13  Common Data Formats

13.1 CSV

Comma Separated Values

Code
data = """\
date,id,age
2020-01-01,x12,19
2020-01-02,x11,23
2020-01-02,x3,22
2020-01-03,x19,28
"""
print(data)
date,id,age
2020-01-01,x12,19
2020-01-02,x11,23
2020-01-02,x3,22
2020-01-03,x19,28
Code
from pathlib import Path
filepath = "/tmp/data.csv"
Path(filepath).write_text(data)

Loading data into a dataframe is not the only but one the most common ways to to load this data. We will use here pandas, a very popular library for data wrangling in python.

Install pandas:

uv add pandas
import pandas as pd

df = pd.read_csv(filepath)
df
date id age
0 2020-01-01 x12 19
1 2020-01-02 x11 23
2 2020-01-02 x3 22
3 2020-01-03 x19 28

We can also save a dataframe as csv:

df.to_csv("/tmp/data.csv", index=None)
!cat /tmp/data.csv
date,id,age
2020-01-01,x12,19
2020-01-02,x11,23
2020-01-02,x3,22
2020-01-03,x19,28

13.2 Excel

We can also read in data coming from an excel spreadsheet.

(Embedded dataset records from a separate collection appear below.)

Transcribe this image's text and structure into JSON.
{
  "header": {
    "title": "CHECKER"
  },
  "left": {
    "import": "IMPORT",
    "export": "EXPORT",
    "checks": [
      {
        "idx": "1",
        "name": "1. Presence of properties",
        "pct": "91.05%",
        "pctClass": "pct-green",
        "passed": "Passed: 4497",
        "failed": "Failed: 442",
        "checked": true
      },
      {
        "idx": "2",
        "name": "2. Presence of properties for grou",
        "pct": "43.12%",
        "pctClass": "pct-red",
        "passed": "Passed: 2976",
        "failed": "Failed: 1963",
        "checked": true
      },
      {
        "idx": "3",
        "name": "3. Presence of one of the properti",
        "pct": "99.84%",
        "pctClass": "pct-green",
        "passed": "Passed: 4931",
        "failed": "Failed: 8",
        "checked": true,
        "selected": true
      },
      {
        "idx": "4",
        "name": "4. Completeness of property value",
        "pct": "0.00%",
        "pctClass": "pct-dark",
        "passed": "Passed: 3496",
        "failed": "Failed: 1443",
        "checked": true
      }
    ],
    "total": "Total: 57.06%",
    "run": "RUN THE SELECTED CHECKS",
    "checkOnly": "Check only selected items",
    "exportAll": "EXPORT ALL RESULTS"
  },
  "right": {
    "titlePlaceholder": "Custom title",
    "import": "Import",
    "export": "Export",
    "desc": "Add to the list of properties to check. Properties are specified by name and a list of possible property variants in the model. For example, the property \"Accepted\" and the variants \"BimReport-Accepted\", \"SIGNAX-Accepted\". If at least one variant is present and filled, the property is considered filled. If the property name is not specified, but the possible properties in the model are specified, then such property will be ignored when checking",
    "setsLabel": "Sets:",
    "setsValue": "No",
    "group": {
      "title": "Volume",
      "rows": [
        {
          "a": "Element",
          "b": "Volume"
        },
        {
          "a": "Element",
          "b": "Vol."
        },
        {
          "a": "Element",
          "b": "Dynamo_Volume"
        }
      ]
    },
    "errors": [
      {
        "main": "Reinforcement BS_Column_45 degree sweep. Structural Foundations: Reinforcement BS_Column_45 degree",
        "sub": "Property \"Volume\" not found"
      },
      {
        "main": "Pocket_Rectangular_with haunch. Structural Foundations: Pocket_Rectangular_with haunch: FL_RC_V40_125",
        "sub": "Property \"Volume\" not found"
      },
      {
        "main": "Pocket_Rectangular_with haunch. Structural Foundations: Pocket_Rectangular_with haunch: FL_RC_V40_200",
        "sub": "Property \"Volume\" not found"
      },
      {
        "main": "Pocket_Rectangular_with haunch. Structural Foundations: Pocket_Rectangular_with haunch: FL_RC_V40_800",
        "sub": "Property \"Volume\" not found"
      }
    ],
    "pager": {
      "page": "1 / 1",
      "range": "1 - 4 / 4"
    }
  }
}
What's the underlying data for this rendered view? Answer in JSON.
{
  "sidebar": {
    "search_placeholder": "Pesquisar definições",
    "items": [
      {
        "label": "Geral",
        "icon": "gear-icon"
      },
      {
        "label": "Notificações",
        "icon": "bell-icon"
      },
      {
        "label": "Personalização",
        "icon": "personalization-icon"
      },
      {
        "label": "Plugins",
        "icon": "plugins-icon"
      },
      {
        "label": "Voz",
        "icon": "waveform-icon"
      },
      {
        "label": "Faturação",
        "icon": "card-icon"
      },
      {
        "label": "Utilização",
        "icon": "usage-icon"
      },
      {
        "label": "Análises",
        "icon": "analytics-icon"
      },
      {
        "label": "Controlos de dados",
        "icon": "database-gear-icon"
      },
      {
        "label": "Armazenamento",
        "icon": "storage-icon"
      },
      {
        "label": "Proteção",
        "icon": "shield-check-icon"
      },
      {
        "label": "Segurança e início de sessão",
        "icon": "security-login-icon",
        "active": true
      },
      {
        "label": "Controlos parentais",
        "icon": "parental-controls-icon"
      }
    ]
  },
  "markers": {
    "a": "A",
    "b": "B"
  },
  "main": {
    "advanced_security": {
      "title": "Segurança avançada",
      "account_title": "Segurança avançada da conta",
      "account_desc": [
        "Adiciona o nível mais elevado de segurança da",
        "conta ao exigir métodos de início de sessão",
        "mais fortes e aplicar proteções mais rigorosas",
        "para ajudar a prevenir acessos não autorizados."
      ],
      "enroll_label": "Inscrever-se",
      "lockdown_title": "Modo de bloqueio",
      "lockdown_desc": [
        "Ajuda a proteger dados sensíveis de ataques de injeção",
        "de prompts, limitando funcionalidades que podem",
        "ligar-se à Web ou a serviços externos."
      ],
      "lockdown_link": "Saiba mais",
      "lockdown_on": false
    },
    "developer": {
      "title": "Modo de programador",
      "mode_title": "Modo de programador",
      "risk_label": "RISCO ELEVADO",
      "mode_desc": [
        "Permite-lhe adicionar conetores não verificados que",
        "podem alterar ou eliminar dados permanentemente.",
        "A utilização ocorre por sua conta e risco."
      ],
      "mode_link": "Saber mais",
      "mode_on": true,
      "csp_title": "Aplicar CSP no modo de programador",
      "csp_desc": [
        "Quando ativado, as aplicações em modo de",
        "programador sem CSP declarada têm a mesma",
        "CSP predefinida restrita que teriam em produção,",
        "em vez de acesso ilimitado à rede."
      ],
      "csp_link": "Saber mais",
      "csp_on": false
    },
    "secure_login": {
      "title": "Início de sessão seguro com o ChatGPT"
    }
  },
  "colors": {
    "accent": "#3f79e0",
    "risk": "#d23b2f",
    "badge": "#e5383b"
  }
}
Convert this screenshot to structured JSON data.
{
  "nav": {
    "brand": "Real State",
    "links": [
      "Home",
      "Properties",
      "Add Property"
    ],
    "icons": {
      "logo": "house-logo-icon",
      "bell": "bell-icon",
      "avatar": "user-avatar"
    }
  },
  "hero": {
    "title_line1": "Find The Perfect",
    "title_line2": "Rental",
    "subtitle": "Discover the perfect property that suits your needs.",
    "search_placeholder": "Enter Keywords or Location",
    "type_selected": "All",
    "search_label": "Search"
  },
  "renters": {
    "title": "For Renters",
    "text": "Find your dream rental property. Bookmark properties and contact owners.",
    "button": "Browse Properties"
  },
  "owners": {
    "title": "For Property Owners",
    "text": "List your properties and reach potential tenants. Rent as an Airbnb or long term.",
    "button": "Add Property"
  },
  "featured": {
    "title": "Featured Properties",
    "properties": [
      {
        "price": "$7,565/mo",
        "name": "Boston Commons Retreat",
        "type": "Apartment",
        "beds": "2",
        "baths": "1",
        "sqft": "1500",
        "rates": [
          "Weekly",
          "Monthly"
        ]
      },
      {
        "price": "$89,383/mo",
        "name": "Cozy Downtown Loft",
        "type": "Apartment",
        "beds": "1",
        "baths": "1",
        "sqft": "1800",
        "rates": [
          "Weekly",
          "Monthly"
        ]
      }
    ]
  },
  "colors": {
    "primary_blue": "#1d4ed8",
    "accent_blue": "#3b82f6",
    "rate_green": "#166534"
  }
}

df.to_excel("/tmp/data.xlsx", index=None)
pd.read_excel("/tmp/data.xlsx")
date id age
0 2020-01-01 x12 19
1 2020-01-02 x11 23
2 2020-01-02 x3 22
3 2020-01-03 x19 28

13.3 JSON

JSON (JavaScript Object Notation) is by far one of the most used data formats, nowadays the default format to transfer data over the internet. It is also very commonly used for configuration files and logging.

flat = {
  "name": "John Doe",
  "age": 25
}

nested = {
  "name": {
    "firstName": "John",
    "lastName": "Doe",
    "middleName": "Smith"
  },
  "age": 25,
  "hobbies": ["reading", "writing"]
}

13.3.1 Encoding

Also called “serialization”.

import json

flat_str = json.dumps(flat)
flat_str
'{"name": "John Doe", "age": 25}'
nested_str = json.dumps(nested)
nested_str
'{"name": {"firstName": "John", "lastName": "Doe", "middleName": "Smith"}, "age": 25, "hobbies": ["reading", "writing"]}'
arr_str = json.dumps(arr)
arr_str
'{"name": "John Doe", "age": 25, "hobbies": ["reading", "writing"]}'
Path("/tmp/flat.json").write_text(flat_str)
Path("/tmp/nested.json").write_text(nested_str)

13.3.2 Decoding

Also called “deserialization”.

json.load(
    Path("/tmp/flat.json").open()
)
{'name': 'John Doe', 'age': 25}
json.loads(
    Path("/tmp/flat.json").read_text()
)
{'name': 'John Doe', 'age': 25}
json.load(
    Path("/tmp/nested.json").open()
)
{'name': {'firstName': 'John', 'lastName': 'Doe', 'middleName': 'Smith'},
 'age': 25,
 'hobbies': ['reading', 'writing']}
json.loads(
    Path("/tmp/nested.json").read_text()
)
{'name': {'firstName': 'John', 'lastName': 'Doe', 'middleName': 'Smith'},
 'age': 25,
 'hobbies': ['reading', 'writing']}

Notice we load the data into a python dictionary:

out = json.loads(
    Path("/tmp/nested.json").read_text()
)
type(out)
dict

We can also store a list as JSON array:

Path("/tmp/arr.json").write_text(
    json.dumps([
        {"a": 1},
        {"b": 2},
    ])
)
out = json.load(Path("/tmp/arr.json").open())
print(type(out))
out
<class 'list'>
[{'a': 1}, {'b': 2}]

13.4 Parquet

Parquet is a column oriented format. For a number of reasons, this format is much more efficient than csv and other formats.

df
date id age
0 2020-01-01 x12 19
1 2020-01-02 x11 23
2 2020-01-02 x3 22
3 2020-01-03 x19 28

With pandas we can save data to a parquet file:

df.to_parquet("/tmp/data.parquet")

And read in:

pd.read_parquet("/tmp/data.parquet")
date id age
0 2020-01-01 x12 19
1 2020-01-02 x11 23
2 2020-01-02 x3 22
3 2020-01-03 x19 28
Tip

Prefer parquet format when possible. It is faster to read and it stores metadata that can be used by libraries for optimization, for example, applying some filters.